National insurance and income tax thresholds to be equalised, Sunak confirms

The national insurance and income tax starting thresholds are to be equalised from July, the Chancellor has announced.

In his spring statement to the House of Commons, Rishi Sunak confirmed that people will be able to earn £12,570 a year without paying any income tax or national insurance, after raising the threshold for national insurance by £3,000.

Sunak said the measure is a cut for employees that will be worth £330 a year. He added that it is “the largest increase in a basic rate threshold ever, and the largest single personal tax cut in a decade”.

In a separate move, the Chancellor also announced that before the end of this parliament, in 2024, the government is to cut the basic rate of income tax by 1p from 20p in the pound to 19p. Sunak described this decision as “a tax cut for workers, for pensioners, for savers”, and a “£5bn tax cut for over 30 million people.”

However, in response, Labour’s Shadow Chancellor, Rachel Reeves, said that Sunak’s national insurance threshold increase is the “wrong tax at the wrong time”.

She told the House that the Chancellor could have put a windfall tax on energy companies, but warned that his choices are “making the cost of living crisis worse, not better, for people”.

Commenting on the Chancellor’s measures, Aegon pensions director Steven Cameron, said the move will be “welcomed by many as helping mitigate the cost of living squeeze”.

“There had been calls for the government to defer the increase of 1.25% in national insurance, but Sunak clearly was not prepared to do so and instead has opted to make a major increase in the national insurance threshold. This will reduce the impact of the 1.25% increase for all, and will take anyone earning under £12,570 out of paying any national insurance contributions.  

“However, increasing the threshold has longer-term ramifications. Setting aside the 1.25% increase, which will be ring-fenced to pay for social care and NHS support, raising the threshold will reduce the amount being collected in national insurance from today’s workers to pay for today’s state pensions. This will happen not just in the coming year but also in all future years, storing up longer term challenges for the funding of state pensions which are paid for out of national insurance on a pay as you go basis.”

The Chancellor delivered his spring statement on the same day that the Office for National Statistics (ONS) reported that CPI inflation has hit 6.2%, the highest level for 30 years.

Other measures were announced in the Chancellor’s statement aimed at helping with consumer’s energy costs, including a 5p per litre cut to fuel duty a VAT cut on energy saving devices to zero, and a doubling of the government's household support fund to £1bn from April.

Chief of Staff at Wesleyan Group, Nathan Wallis, added: “The Chancellor’s announcements today go some way to addressing the very real challenges being faced in households across the UK but are unlikely to go far enough.

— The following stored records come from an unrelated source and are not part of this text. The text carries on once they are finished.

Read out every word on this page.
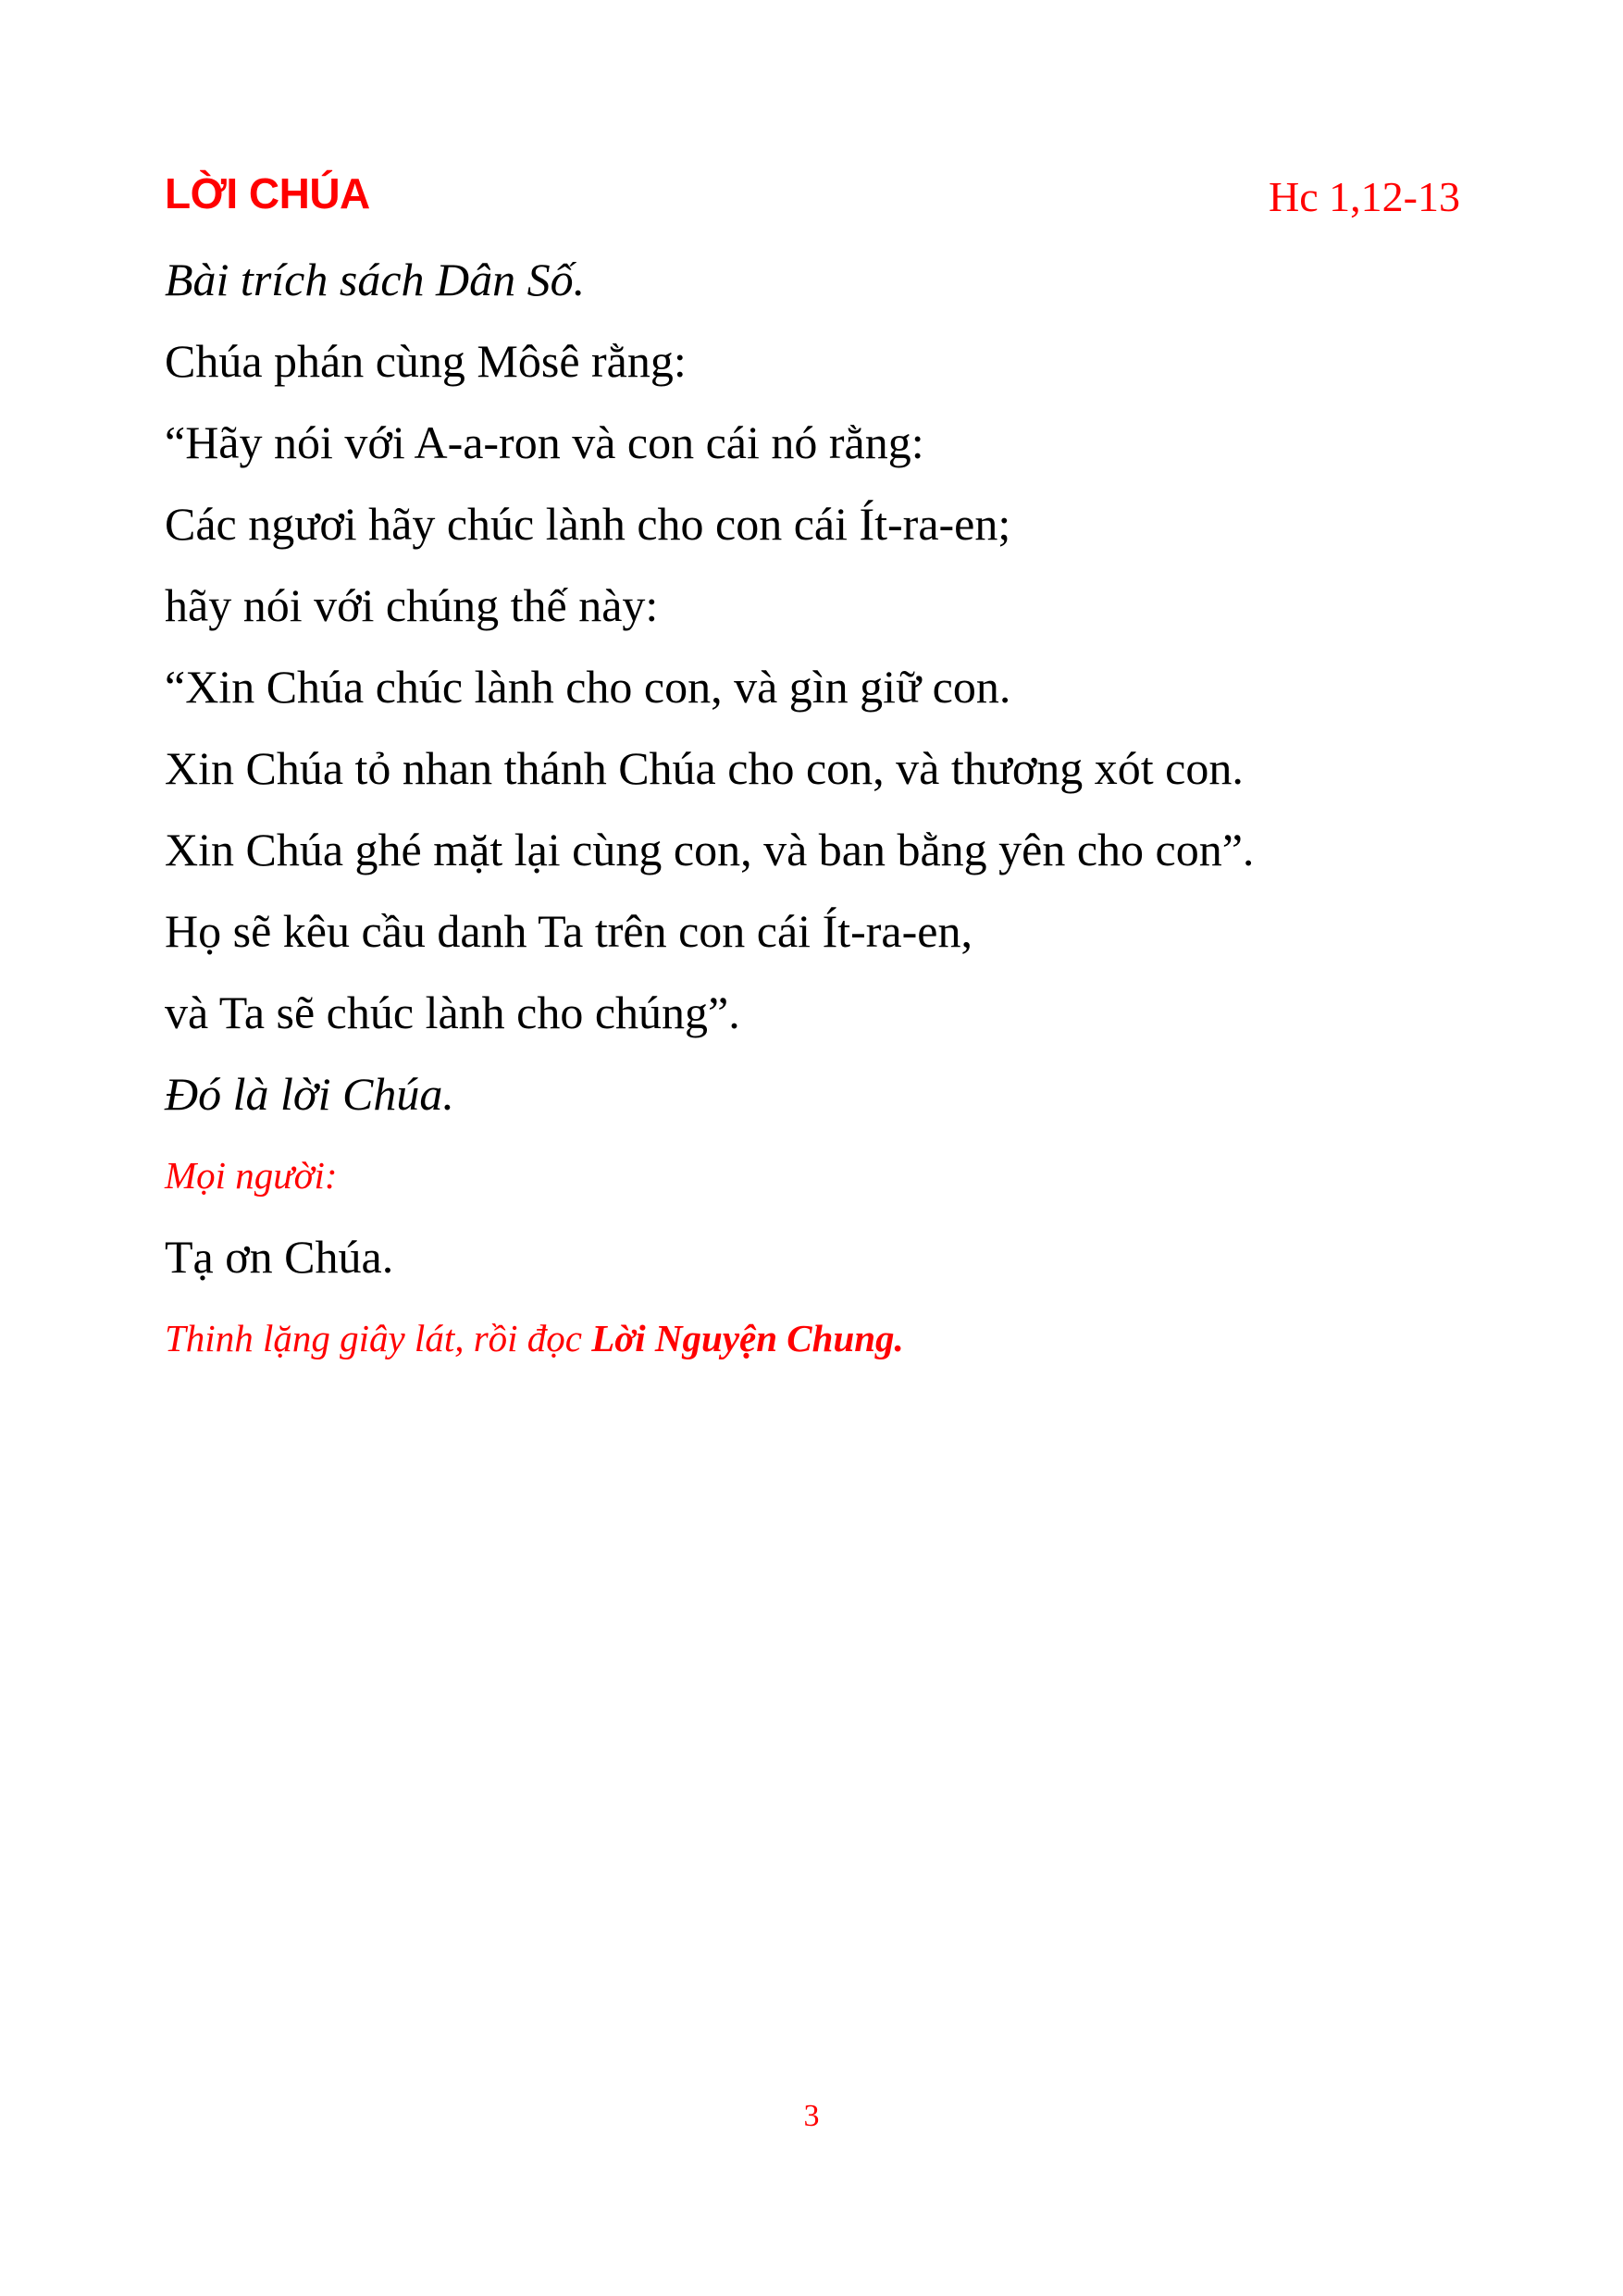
LỜI CHÚA	Hc 1,12-13
Bài trích sách Dân Số.
Chúa phán cùng Môsê rằng:
“Hãy nói với A-a-ron và con cái nó rằng:
Các ngươi hãy chúc lành cho con cái Ít-ra-en;
hãy nói với chúng thế này:
“Xin Chúa chúc lành cho con, và gìn giữ con.
Xin Chúa tỏ nhan thánh Chúa cho con, và thương xót con.
Xin Chúa ghé mặt lại cùng con, và ban bằng yên cho con”.
Họ sẽ kêu cầu danh Ta trên con cái Ít-ra-en,
và Ta sẽ chúc lành cho chúng”.
Đó là lời Chúa.
Mọi người:
Tạ ơn Chúa.
Thinh lặng giây lát, rồi đọc Lời Nguyện Chung.
3
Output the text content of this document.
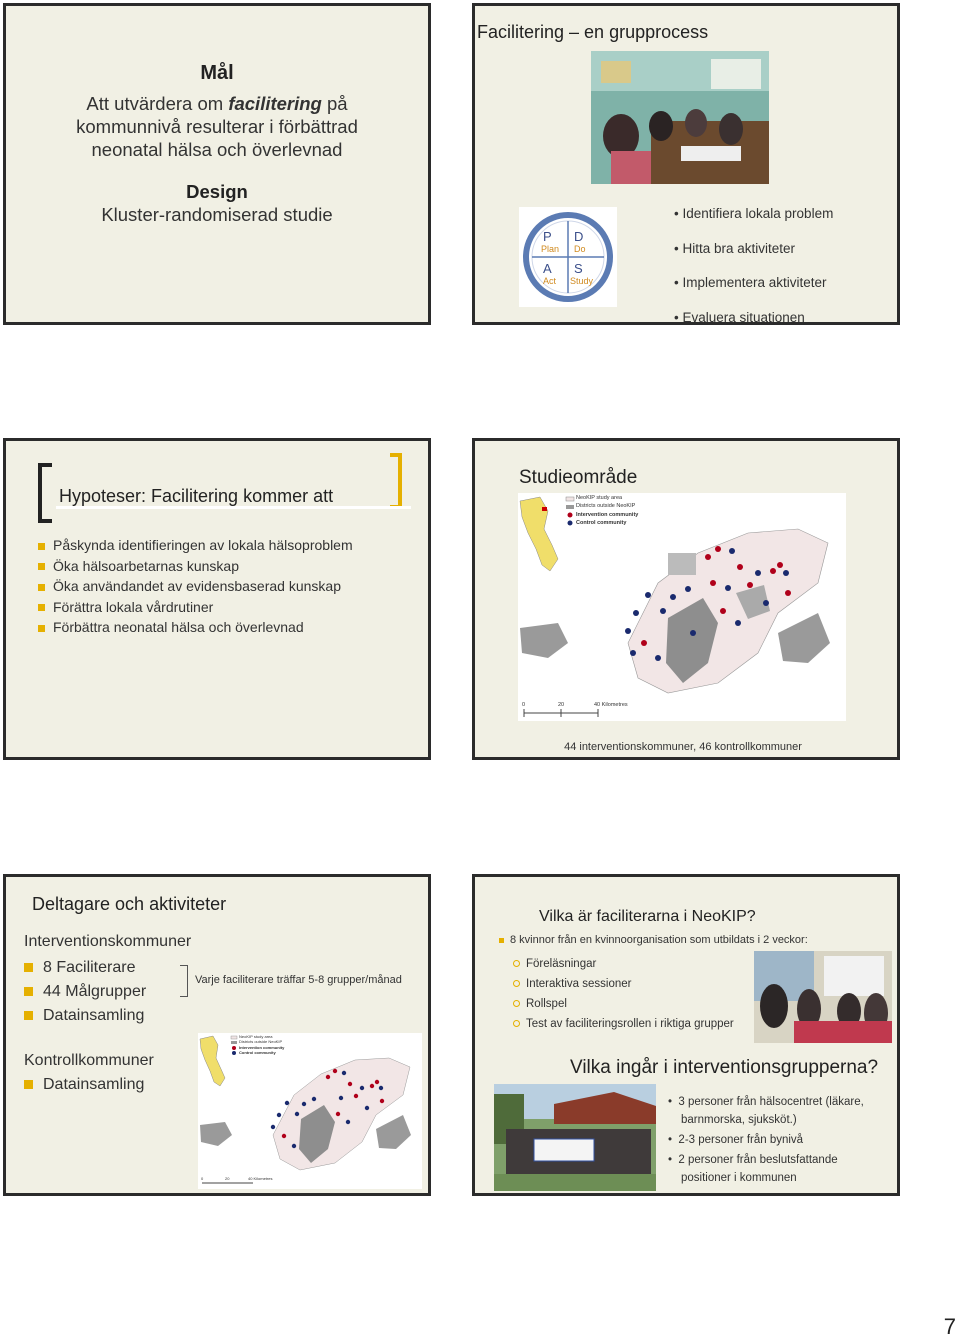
Mål
Att utvärdera om facilitering på
kommunnivå resulterar i förbättrad
neonatal hälsa och överlevnad
Design
Kluster-randomiserad studie
Facilitering – en grupprocess
P
Plan
D
Do
A
Act
S
Study
• Identifiera lokala problem
• Hitta bra aktiviteter
• Implementera aktiviteter
• Evaluera situationen
Hypoteser: Facilitering kommer att
Påskynda identifieringen av lokala hälsoproblem
Öka hälsoarbetarnas kunskap
Öka användandet av evidensbaserad kunskap
Förättra lokala vårdrutiner
Förbättra neonatal hälsa och överlevnad
Studieområde
NeoKIP study area
Districts outside NeoKIP
Intervention community
Control community
0	20	40 Kilometres
44 interventionskommuner, 46 kontrollkommuner
Deltagare och aktiviteter
Interventionskommuner
8 Faciliterare
44 Målgrupper
Datainsamling
Varje faciliterare träffar 5-8 grupper/månad
Kontrollkommuner
Datainsamling
NeoKIP study area
Districts outside NeoKIP
Intervention community
Control community
0	20	40 Kilometres
Vilka är faciliterarna i NeoKIP?
8 kvinnor från en kvinnoorganisation som utbildats i 2 veckor:
Föreläsningar
Interaktiva sessioner
Rollspel
Test av faciliteringsrollen i riktiga grupper
Vilka ingår i interventionsgrupperna?
•  3 personer från hälsocentret (läkare, barnmorska, sjuksköt.)
•  2-3 personer från bynivå
•  2 personer från beslutsfattande positioner i kommunen
7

Some of our customers are lying awake at night, worried about the impacts of the cost of living crisis and today’s announcement may ease the burden but won’t make it go away.
  
“Many households are now focusing on how to manage day-to-day costs but making radical changes – such as dipping into pensions or savings to pay bills – should be a very last resort as this could have significant implications on people’s finances in the future.”